Zephaniah 3:14-20  • Isaiah 12:2-6  • Philippians 4:4-7  • Luke 3:7-18

Once again, reading the text of the Bible carefully reminds me why these blog posts do me at least as much good as they do any readers who happen along.  Certainly I wasn’t unaware that John the Baptist tends to show up each year during Advent.  That’s no great surprise–after all, who better to join us as we anticipate the arrival of the Christ?  And as North American culture becomes more desperately and breathlessly optimistic as each Christmas season tries to top the last, who better than John the Baptist to give us some refuge from the cheerfulness with a good, heavy ax at the root of the tree?

And of course, I thought I knew pretty much all there was to know about John.  He only appears in a few verses in each of the four gospels, and his main roles in the plot are to set the stage for Jesus and to die so that Jesus can become the undisputed main holy-man in Palestine.  But as I read this, I realize that at least Luke’s version of John the Baptist (that’s the text for this week, so I’m keeping my nose out of Matthew and Mark and John for the moment) does something astounding here: although he later becomes foil to Jesus, in the early run, he’s doing Jesus-work before Jesus ever shows up at the Jordan.

Here’s where assuming familiarity can get in the way: everyone knows that, in Luke’s version, John encounters crowds of folks seeking baptism, and among those who show up are tax collectors and soldiers.  And because the whole “love your enemy” and “don’t resist an evil-doer” are such difficult texts to swallow in the age of sovereign nation-states, in which we have soldiers instead of martyrs as our main national saints, usually folks deploy Luke 3 as a proof-text to show that being a soldier is not forbidden to the faithful, so long as said soldiers don’t extort the locals and remain content with their paychecks.  And to be fair, as far as prooftexts go, it’s not a bad one: a reader looking for texts that do not directly condemn those who receive pay for being in the military can certainly find one in Luke 3.  And of course, when Jesus tells the woman in John 8 to “go and sin no more” he could be referring to pride or envy and not adultery, and that’s the sort of fun one can have when arguing from silence, but that’s not what’s really cool here.

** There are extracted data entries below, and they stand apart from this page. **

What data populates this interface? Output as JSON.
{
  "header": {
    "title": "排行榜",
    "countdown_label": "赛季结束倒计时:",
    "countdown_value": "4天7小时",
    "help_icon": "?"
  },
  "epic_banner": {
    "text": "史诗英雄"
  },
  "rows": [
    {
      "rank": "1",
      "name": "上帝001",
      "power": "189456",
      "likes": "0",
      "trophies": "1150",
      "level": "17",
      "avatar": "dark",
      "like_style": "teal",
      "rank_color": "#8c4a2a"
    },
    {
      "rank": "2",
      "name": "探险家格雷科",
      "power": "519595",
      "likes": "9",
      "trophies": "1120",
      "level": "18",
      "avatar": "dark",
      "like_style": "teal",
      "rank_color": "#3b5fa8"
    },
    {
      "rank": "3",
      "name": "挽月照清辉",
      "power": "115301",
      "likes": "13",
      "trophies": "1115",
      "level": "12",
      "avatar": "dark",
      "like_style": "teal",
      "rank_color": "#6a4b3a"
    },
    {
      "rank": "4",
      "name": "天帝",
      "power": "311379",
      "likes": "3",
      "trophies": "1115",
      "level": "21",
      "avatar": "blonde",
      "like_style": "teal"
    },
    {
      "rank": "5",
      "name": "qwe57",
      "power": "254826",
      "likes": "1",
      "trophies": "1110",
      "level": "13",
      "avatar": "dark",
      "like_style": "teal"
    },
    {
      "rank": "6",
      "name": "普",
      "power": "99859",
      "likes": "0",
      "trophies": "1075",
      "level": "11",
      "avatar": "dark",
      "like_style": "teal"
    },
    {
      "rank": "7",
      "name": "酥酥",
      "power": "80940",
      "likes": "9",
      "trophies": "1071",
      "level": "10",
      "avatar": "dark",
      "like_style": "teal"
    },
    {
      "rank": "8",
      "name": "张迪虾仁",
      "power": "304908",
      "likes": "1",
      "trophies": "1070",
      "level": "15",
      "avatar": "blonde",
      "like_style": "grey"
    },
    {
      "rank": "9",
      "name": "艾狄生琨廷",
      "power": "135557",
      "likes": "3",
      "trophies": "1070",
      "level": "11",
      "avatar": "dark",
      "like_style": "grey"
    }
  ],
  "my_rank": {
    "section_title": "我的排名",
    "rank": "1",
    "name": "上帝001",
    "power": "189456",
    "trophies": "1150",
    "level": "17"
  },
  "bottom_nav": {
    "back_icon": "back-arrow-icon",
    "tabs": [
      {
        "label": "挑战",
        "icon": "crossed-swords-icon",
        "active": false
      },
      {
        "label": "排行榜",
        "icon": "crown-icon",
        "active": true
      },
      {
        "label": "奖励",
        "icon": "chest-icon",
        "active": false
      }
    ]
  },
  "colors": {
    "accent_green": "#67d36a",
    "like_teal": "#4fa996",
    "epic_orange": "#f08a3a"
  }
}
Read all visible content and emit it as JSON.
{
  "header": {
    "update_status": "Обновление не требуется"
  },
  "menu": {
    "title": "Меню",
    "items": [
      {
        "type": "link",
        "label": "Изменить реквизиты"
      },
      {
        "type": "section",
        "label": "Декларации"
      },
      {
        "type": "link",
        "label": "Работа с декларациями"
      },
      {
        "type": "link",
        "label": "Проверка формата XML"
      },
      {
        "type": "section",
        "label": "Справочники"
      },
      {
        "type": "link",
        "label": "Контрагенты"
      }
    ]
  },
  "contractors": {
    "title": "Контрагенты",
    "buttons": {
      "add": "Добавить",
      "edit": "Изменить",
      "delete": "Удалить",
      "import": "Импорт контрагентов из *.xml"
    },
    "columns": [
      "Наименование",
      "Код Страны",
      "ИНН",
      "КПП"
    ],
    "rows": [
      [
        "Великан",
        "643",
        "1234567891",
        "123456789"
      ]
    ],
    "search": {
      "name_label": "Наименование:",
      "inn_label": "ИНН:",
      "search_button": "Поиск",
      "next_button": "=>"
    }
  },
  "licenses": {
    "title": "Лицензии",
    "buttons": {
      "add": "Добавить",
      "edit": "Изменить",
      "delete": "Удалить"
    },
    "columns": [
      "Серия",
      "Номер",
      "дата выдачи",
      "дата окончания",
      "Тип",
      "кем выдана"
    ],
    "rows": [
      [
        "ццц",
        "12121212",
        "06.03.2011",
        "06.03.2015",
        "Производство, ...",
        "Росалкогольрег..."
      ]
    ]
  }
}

What’s really cool about the soldiers’ presence here is that they come into the narrative along with tax-collectors.  I talk and write all the time about the broad contours of what Pharisees and other Jews who expected a successor to David longed for: they wanted someone with a sword, who would raise up an army to put the foreign occupiers out of Palestine and to put the collaborators with the Kittim (the Dead Sea Scrolls tend to call them that instead of Romans because they had a major naval  base at Cyprus) to shame for collecting their taxes and helping them in other ways to maintain their occupation.

So later in Luke, Jesus scandalizes the nationalist Pharisees and the insurgent Zealots (one of whom had become one of the famous twelve disciples) when his first public declaration is that God is about to show favor on the foreigners before faithless Israel and when his last public act as a free man is to disrupt the operations of the Temple, declaring that insurgents (lestai is far closer to our modern term “terrorists” than our term “theieves,” making the Temple a terrorist base more than a “den of thieves” that one might see in a mobster movie) had no business making God’s house of prayer for all nations their base.

So when tax collectors and soldiers come to be baptized, and when John baptizes them, the counsel he gives to both groups assumes that they continue to do their work collecting money for the foreign pagan occupiers and enforcing the will of the foreign pagan occupiers not indefinitely. After all, the salvation of God is coming, and violent military occupation seems to be among the things that don’t last when the Reign of God shows up.  Instead, just as 1 Peter calls on the faithful to respect the emperor and to respect slave-owners and otherwise to live at peace with the world as they find it for the sake of bearing good witness, and just as 1 Corinthians calls for order as well as liberty for the sake of winning over those who aren’t yet ready for the full craziness of the Spirit’s coming, and just as Jesus himself points to a high officer in the foreign pagan occupation as an exemplar of faithfulness, so John here allows that, for the time, God’s invitation to cross the Jordan into the promised land extends even to tax collectors and, yes, even to the very soldiers who murderously enforce the will of Caesar, so long as they live those provisional lives within ethical boundaries.

For someone like me, steeped in political ideas that tend to go all-or-nothing, to demand radical change right now and to swear off as enemies anyone who will not acquiesce, this is really hard stuff.  But Advent is supposed to be tough, I’m pretty sure.  That the world needs saving is hard to admit, and that God loves those whom I regard as enemies to justice and goodness–and continues to do so even as they continue to occupy the unjust system–is even harder.  And when I think that I can find refuge in hard-nosed prophetic figures when Jesus smudges the lines too far, along comes John the Baptist, giving Torah to soldiers and tax-collectors as if they already weren’t the enemy.

May Christ lead us to forgive as John the Baptist is already forgiving.